# One of those sleep-goggle things?? (mask?)



## IanT (Oct 17, 2010)

lol I dont even know what to call them but I want to make one...

Ive been one of those people that have to sleep with a pillow over my head to block out all light... but its getting annoying and i thought about making one of those sleep-goggle (i know thats not what theyre called ...maybe an eye pillow?) things you wear over your eyes that block the light out....

Id love to fill it with lavender and chamomile and maybe put in either the freezer or microwave for a few seconds to cool/warm it depending on my mood.... anyone ever made one of these or know where to find a sewing schematic for making one? Im prob one of the few dudes my age that can sew stuff (thanks to sweatshop labor aka home ec. class when i was in middle school making costumes for the school plays lol)...

and also if I were to add herbs to it, do you add just herbs or do you add other stuff for stuffing? Ive had a huge hard pillow-like thing before that you would wet a bit and put in the micro and it had lavender in it, not sure of the composition like if it had any other fillers or just the herb , but i loved that thing til my gf of the time stole it (BAH!)


sooooo can ya help a dude out?!?! or at least tell me what theyre called so i can look up some plans to make one!?!?! lol


----------



## Deda (Oct 17, 2010)

My stepwitch made me one filled with buckwheat, I can put in the microwave or the freezer.  Try searching buckwheat eye pillow.


----------



## IanT (Oct 17, 2010)

stepwitch lol... 

buckwheat eye pillow..ahaaaaaa lol...

 thanks for the pointer ! off to google


----------



## BakingNana (Oct 17, 2010)

Rice works, too, if whole buckwheat is hard to find where you live.  Unless you think the grains would be too heavy for an eye mask.  I use rice in my neck and shoulder warmers.


----------



## IanT (Oct 18, 2010)

BakingNana said:
			
		

> Rice works, too, if whole buckwheat is hard to find where you live.  Unless you think the grains would be too heavy for an eye mask.  I use rice in my neck and shoulder warmers.

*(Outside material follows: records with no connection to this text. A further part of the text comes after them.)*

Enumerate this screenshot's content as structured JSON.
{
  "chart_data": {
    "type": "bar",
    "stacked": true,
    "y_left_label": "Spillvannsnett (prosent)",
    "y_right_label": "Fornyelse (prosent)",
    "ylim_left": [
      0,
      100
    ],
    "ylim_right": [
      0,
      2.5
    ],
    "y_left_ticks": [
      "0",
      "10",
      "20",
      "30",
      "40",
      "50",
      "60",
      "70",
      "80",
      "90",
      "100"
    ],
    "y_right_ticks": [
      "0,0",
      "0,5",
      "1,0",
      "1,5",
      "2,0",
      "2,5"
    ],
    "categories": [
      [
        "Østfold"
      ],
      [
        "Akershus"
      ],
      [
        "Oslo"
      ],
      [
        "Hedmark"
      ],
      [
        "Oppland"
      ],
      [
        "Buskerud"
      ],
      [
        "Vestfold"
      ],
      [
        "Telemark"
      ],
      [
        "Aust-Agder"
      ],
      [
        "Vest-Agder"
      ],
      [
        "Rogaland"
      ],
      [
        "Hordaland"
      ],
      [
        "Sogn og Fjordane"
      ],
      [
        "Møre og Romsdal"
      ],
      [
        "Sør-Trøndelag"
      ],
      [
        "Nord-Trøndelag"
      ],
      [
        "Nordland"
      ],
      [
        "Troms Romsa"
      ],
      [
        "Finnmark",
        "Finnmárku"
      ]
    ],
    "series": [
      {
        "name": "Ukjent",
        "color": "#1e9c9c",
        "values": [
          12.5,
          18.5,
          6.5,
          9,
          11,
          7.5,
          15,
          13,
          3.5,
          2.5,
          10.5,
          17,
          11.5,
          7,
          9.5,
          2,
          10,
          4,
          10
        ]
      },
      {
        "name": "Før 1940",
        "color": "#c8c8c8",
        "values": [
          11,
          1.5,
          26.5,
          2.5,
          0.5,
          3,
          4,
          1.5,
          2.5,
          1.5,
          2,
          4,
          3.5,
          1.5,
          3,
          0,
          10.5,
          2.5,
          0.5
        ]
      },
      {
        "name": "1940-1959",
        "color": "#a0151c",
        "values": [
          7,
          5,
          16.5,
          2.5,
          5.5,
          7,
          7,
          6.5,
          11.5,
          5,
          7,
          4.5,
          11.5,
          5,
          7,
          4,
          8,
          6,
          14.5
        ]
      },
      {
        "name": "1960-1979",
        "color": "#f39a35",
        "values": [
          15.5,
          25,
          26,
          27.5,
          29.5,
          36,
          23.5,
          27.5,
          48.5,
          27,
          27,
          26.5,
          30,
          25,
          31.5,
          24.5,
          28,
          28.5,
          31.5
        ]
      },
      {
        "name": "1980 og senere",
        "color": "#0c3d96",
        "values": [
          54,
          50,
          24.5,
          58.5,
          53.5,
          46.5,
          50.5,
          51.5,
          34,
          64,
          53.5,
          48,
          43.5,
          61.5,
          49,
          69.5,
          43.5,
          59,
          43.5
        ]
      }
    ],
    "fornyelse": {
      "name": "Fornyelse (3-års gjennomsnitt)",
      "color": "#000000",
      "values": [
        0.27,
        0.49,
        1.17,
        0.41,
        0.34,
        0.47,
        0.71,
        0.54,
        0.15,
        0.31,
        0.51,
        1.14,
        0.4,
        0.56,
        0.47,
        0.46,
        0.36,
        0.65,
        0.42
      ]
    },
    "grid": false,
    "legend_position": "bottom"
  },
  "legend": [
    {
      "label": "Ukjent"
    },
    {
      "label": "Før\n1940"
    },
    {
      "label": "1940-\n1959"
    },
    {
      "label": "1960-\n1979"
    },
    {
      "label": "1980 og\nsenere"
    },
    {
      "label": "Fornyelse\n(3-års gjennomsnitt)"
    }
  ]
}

thats an excellent (and wayyyyy cheaper idea!!) cuz buckwheat around here is only found at wholefoods which is expensive as anything!!

thanks for the tip!


----------



## nattynoo (Oct 18, 2010)

Yes just wheat or rice.....you may as well a bigger one whilst your there for putting on your neck or warming the bed on a cold night....
I have some that I stuff into animal shaped covers for the kids to take to bed in winter. They love them.


----------



## krissy (Oct 18, 2010)

corn also works great. it holds the heat and cold longer than rice since it is bigger...


----------



## Sunny (Oct 18, 2010)

I would make a regular one, not filled with anything for sleeping.. and maybe one filled with lavender buds / scented for a relaxing one. You don't want anything too heavy resting on your eyes overnight, it can blur your vision (temporarily, but still annoying). 

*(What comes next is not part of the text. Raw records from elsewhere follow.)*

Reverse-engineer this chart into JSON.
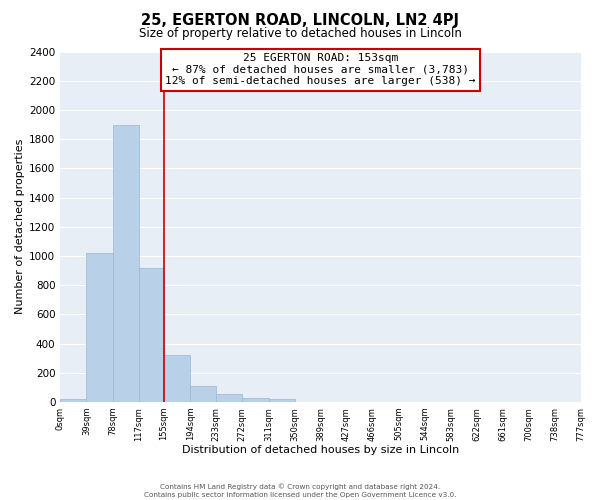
{
  "title": "25, EGERTON ROAD, LINCOLN, LN2 4PJ",
  "subtitle": "Size of property relative to detached houses in Lincoln",
  "xlabel": "Distribution of detached houses by size in Lincoln",
  "ylabel": "Number of detached properties",
  "bar_edges": [
    0,
    39,
    78,
    117,
    155,
    194,
    233,
    272,
    311,
    350,
    389,
    427,
    466,
    505,
    544,
    583,
    622,
    661,
    700,
    738,
    777
  ],
  "bar_heights": [
    20,
    1020,
    1900,
    920,
    325,
    110,
    55,
    30,
    20,
    0,
    0,
    0,
    0,
    0,
    0,
    0,
    0,
    0,
    0,
    0
  ],
  "bar_color": "#b8d0e8",
  "bar_edgecolor": "#98b8d8",
  "vline_x": 155,
  "vline_color": "#cc0000",
  "vline_linewidth": 1.2,
  "ylim": [
    0,
    2400
  ],
  "yticks": [
    0,
    200,
    400,
    600,
    800,
    1000,
    1200,
    1400,
    1600,
    1800,
    2000,
    2200,
    2400
  ],
  "annotation_title": "25 EGERTON ROAD: 153sqm",
  "annotation_line1": "← 87% of detached houses are smaller (3,783)",
  "annotation_line2": "12% of semi-detached houses are larger (538) →",
  "footer1": "Contains HM Land Registry data © Crown copyright and database right 2024.",
  "footer2": "Contains public sector information licensed under the Open Government Licence v3.0.",
  "tick_labels": [
    "0sqm",
    "39sqm",
    "78sqm",
    "117sqm",
    "155sqm",
    "194sqm",
    "233sqm",
    "272sqm",
    "311sqm",
    "350sqm",
    "389sqm",
    "427sqm",
    "466sqm",
    "505sqm",
    "544sqm",
    "583sqm",
    "622sqm",
    "661sqm",
    "700sqm",
    "738sqm",
    "777sqm"
  ],
  "background_color": "#ffffff",
  "plot_bg_color": "#e8eef5",
  "grid_color": "#ffffff"
}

Easy to make, especially by hand, just cut out a circular or figure 8 ish shape and sew in some elastic for the head band!


----------



## dagmar88 (Oct 19, 2010)

isn't that called a mindfold?


----------



## Sunny (Oct 21, 2010)

I call it a sleep mask? I don't know!


----------



## IanT (Oct 22, 2010)

lol i think they all work... been doing some searching and found some templates... now to my next task of finding a (cheap) but good sewing machine... then I want to go to the local quilt place, or find people online to donate scraps of stuff from quilts or other textile projects... i figure itd be fun to turn things people dont want into something thats relaxing... and I could possibly sell them to my massage clients for use as an herbal hot/cold compress..

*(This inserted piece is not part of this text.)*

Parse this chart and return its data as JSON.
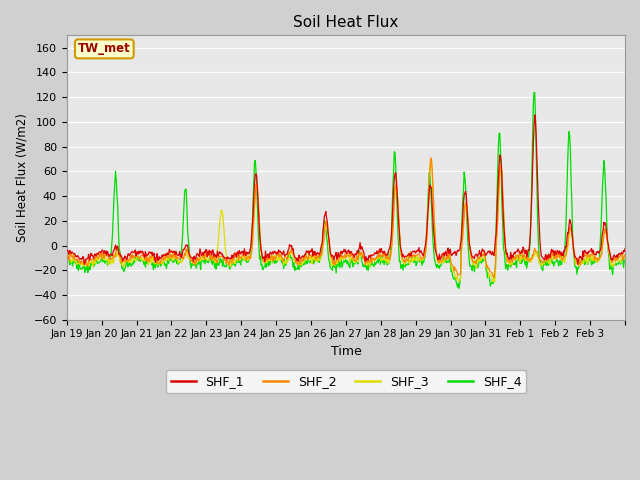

I could make them in all sizes and shapes from what I see, thatd be kinda cool... imagine a lavender shoulder shaped cold/hot compress (i see them in massagewarehouse magazine all the time but not with herbs, just with that gooey stuff that works well in the freezer or a hydrocolator)


----------



## Sunny (Oct 22, 2010)

I have one with herbs (and I'm sure, FO, etc) in it, actually I got a set of five of them about four years ago. They all still smell.


----------



## pixybratt (Oct 29, 2010)

ok I may be late posting this but, I've made some nice ones with herbs and oats cause the oats are light weight (if you are just using it to block light and help you fall asleep) chamomile is one of my favorites to put in it and lavender.


----------



## IanT (Oct 31, 2010)

heyy!! def not too late!!! ... any advice you could give me would be awesome! do you make your own templates or do you just use them from somewhere online? what kind of stitches do you use?... send me a pm! would love some tips from you!... right now i just sleep with my whole extra pillow sandwiched over my head... kinda bulky! and does not block out all the light, which im reaaally sensitive to for some reason lol ...


----------